Spelling Bee is a game in which you must find as many words as possible, from the seven letters provided, using the central letter in each. You are awarded points for each word you create – and the longer the word, the more points you get. Extra points are awarded if you create a “pangram”, which uses all seven letters. There are versions of Spelling Bee available in most newspapers and puzzle magazines – but writing out the answers by hand slows down the game and totting up your score and declaring yourself a 'genius' (because you have reached the required score) is just not as satisfying. Spelling Bee, available in The New York Times games hub since May 2018, does all the boring stuff for you, allowing you to enter a Zen-like state of word-finding.

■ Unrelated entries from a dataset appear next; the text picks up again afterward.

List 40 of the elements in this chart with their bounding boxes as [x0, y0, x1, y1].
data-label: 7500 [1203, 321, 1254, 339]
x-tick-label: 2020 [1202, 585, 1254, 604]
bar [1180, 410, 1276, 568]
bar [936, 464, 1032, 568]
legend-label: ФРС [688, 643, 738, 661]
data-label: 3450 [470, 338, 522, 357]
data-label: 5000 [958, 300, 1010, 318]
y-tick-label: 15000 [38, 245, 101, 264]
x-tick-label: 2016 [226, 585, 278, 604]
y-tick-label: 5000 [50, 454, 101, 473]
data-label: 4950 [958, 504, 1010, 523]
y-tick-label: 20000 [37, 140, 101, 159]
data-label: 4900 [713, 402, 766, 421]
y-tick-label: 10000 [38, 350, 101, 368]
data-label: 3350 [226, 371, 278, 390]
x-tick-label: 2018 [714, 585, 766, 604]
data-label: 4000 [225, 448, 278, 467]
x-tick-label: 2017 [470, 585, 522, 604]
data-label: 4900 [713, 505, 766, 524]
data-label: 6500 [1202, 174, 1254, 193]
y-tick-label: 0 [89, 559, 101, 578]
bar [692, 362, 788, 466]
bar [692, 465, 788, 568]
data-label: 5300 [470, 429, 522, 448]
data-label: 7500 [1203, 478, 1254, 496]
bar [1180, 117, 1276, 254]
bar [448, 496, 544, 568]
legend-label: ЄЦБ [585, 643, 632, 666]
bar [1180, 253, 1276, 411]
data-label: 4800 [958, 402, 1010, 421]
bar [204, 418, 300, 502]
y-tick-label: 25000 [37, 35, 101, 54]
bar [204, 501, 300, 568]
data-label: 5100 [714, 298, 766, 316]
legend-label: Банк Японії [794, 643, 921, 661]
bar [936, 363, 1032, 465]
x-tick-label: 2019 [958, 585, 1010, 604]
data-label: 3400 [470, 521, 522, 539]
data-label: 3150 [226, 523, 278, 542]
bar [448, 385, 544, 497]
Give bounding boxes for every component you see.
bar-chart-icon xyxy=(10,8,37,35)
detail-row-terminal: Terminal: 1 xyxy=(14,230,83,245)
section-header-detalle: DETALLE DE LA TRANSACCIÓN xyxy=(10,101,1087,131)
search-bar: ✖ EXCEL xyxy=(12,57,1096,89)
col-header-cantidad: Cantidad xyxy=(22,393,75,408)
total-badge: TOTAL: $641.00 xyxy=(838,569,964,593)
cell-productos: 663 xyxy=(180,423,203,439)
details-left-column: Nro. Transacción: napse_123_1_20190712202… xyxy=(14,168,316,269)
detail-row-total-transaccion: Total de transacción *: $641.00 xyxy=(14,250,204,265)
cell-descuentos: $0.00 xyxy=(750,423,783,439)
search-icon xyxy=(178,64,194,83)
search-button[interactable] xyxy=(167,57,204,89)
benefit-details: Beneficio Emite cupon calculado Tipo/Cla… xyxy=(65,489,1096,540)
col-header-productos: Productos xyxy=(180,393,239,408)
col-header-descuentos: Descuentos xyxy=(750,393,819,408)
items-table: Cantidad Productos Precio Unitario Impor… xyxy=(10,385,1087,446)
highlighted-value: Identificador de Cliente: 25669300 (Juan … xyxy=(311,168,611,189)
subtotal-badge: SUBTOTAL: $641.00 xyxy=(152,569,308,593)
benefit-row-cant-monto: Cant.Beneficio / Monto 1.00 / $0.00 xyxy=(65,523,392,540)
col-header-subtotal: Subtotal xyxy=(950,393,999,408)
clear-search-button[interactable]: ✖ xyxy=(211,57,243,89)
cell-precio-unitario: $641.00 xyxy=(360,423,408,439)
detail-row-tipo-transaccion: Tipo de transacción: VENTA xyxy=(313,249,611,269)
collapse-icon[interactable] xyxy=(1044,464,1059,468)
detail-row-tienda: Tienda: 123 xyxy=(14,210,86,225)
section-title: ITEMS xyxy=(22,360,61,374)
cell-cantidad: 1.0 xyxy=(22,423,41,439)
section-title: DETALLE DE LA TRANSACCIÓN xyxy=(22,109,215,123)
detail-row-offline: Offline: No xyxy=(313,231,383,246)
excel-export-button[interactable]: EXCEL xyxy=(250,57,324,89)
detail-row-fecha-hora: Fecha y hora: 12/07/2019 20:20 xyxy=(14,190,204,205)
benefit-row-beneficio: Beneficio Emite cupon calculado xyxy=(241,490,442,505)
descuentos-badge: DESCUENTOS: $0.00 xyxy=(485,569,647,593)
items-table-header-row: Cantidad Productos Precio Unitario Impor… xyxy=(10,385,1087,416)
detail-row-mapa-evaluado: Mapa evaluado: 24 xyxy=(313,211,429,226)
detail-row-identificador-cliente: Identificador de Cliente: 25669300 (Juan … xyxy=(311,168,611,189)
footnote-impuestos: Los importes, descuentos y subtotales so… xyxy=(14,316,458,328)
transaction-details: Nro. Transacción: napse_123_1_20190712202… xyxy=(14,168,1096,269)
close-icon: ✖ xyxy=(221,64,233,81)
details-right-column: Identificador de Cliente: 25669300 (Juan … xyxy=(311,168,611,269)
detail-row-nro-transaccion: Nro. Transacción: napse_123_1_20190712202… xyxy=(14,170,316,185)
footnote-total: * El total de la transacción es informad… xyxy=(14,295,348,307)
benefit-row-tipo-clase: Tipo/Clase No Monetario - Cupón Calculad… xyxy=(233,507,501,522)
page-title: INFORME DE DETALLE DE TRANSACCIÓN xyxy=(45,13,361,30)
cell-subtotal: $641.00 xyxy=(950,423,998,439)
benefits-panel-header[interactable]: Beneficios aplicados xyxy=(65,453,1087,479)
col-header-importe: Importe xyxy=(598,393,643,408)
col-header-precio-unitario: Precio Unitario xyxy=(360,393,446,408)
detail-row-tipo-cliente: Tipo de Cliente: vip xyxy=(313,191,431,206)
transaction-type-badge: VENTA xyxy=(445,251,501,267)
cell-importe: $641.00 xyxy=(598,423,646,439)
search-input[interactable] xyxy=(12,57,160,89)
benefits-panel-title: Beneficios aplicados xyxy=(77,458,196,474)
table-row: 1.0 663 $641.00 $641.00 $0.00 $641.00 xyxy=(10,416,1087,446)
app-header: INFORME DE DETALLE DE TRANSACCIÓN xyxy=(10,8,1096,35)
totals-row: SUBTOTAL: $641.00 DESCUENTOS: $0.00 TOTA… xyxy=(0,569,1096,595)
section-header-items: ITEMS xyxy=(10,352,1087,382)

Now, before I have coffee, before I check my email, before I look at the news, I visit Spelling Bee. The puzzle updates at 8am British summertime so if I haven’t yet achieved 'genius', I can have one last shot at it, before a new challenge is presented before me. According to my phone’s Screen Time data, I now spend more time on Spelling Bee than on Whatsapp, Instagram or any news or lifestyle site. A New York Times spokeswoman says that a 'good chunk of our solvers access the game 4+ times a day'; I would say I do double that.
As soon as I started to spend up to an hour a day playing the game, I began to notice how many others were similarly hooked. (The spokeswoman tells me that there are 600,000 subscribers to the New York Times Crossword subscription but won’t say how many regularly play Spelling Bee.) Once you become a Spelling Bee fan, you notice your fellow aficionados everywhere (well, mainly on Twitter).
This is a puzzle that has reeled in the brightest, the best and the nerdiest among us, from the New Yorker TV critic Emily Nussbaum to the author Nilanjana Roy. On Twitter (the only other app that sucks more time from me than Spelling Bee), its proponents boast of having reached 'genius' or even the secret level 'Queen Bee' (when you find every single possible word). They complain that certain words aren’t recognised: why is “turd” not considered a word, they demand to know. It is possible to actually take up grievances via a designated email address, although I have never done this, deeming it just too nerdy and obsessive. Instead, I have angrily shouted, 'Gurnard is definitely a word, IT IS 100% A WORD, it is a type of fish, my God, Spelling Bee' when all alone in my living room.
Rachel Syme, the New Yorker writer, tells me it is part of her night-time routine. 'I love doing it before bed: it’s soothing even though I never reach Queen Bee,' she says. 'I can’t sleep until I at least hit "genius".'
Spelling Bee doesn’t care about the pandemic. It doesn’t give you extra points if you’ve had a bad day. Sometimes that can feel brutal: if you’re in one of those listless lockdown moods, you can feel like a real loser if you get stuck on 'nice'. Spelling Bee is not about self-improvement – you are not spending your time tending to a garden that will produce cheering flowers or healthy courgettes. You are not even really learning anything; you already know these words you’re finding, and if you don’t, they are likely to be too obscure for everyday use. What you are really doing is wasting time, let’s be honest.
Progress on Spelling Bee isn’t straightforward. You might be awarded 'genius' one day but get stuck after finding just a few words the next. But that’s life, isn’t it? Some days are good, some days are bad, and some are just 'mediocre' ('medic', 'dome', 'code', 'creed', etc, etc, you see how this works…). Spelling Bee is a comfort, though. It is a game that distracts and entertains in a wholesome way. It’s a place on your phone where no one argues, where you will not see an ad for diet tea, where you do not need to worry about imaginary renovations (before I was addicted to Spelling Bee, I was addicted to browsing Rightmove). It is a simple pleasure in a complicated time. As comforting as banana bread. As addictive as wine. As distracting as you could hope for.